Wed, October 8, 2025
OpenAI Disrupts Malware Abuse by Russian, DPRK, China
🛡️ OpenAI said it disrupted three clusters that misused ChatGPT to assist malware development, including Russian-language actors refining a RAT and credential stealer, North Korean operators tied to Xeno RAT campaigns, and Chinese-linked accounts targeting semiconductor firms. The company also blocked accounts used for scams, influence operations, and surveillance assistance and said actors worked around direct refusals by composing building-block code.

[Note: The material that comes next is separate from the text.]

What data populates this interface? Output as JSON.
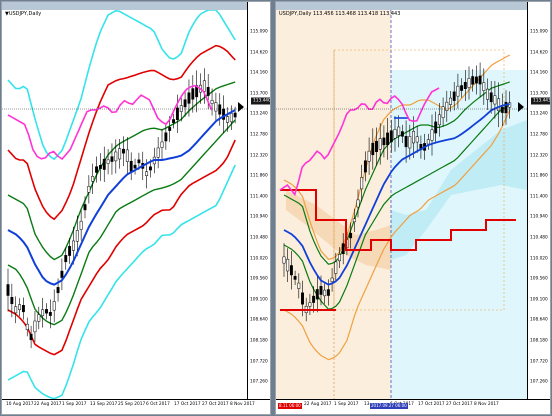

OpenAI emphasized that models often declined explicit malicious prompts and that many outputs were not inherently harmful on their own.
Tue, October 7, 2025
BatShadow Deploys Go-Based Vampire Bot Against Job Seekers
🔎 A Vietnam-linked group tracked as BatShadow is running a social-engineering campaign that lures job seekers and digital marketing professionals with faux job descriptions to deliver a previously undocumented Go-based malware, Vampire Bot. Attackers distribute ZIP archives containing decoy PDFs alongside malicious LNK or executable files that launch an embedded PowerShell script to fetch lure documents and remote-access tooling such as XtraViewer. The lure coerces victims into opening links in Microsoft Edge, triggering an automatic ZIP download that contains a deceptive executable padded to appear as a PDF; once executed, the Go binary profiles the host, exfiltrates data, captures screenshots, and maintains contact with a command-and-control server.
Mon, October 6, 2025
Gemini Trifecta: Prompt Injection Exposes New Attack Surface
🔒 Researchers at Tenable disclosed three distinct vulnerabilities in Gemini's Cloud Assist, Search personalization, and Browsing Tool. The flaws let attackers inject prompts via logs (for example by manipulating the HTTP User-Agent), poison search context through scripted history entries, and exfiltrate data by causing the Browser Tool to send sensitive content to an attacker-controlled server. Google has patched the issues, but Tenable and others warn this highlights the risks of granting agents too much autonomy without runtime guardrails.
Mon, October 6, 2025
XWorm Backdoor Returns with Ransomware and 35+ Plugins
🛡️ New variants of the XWorm backdoor (6.0, 6.4, 6.5) are being distributed via phishing campaigns after the original author, XCoder, abandoned the project. Multiple operators have adopted these builds, which now support more than 35 plugins enabling data theft, remote control, and a ransomware module that encrypts user files and drops HTML ransom notes. Trellix observed diverse droppers and recommends layered defenses including EDR, email/web protections, and network monitoring.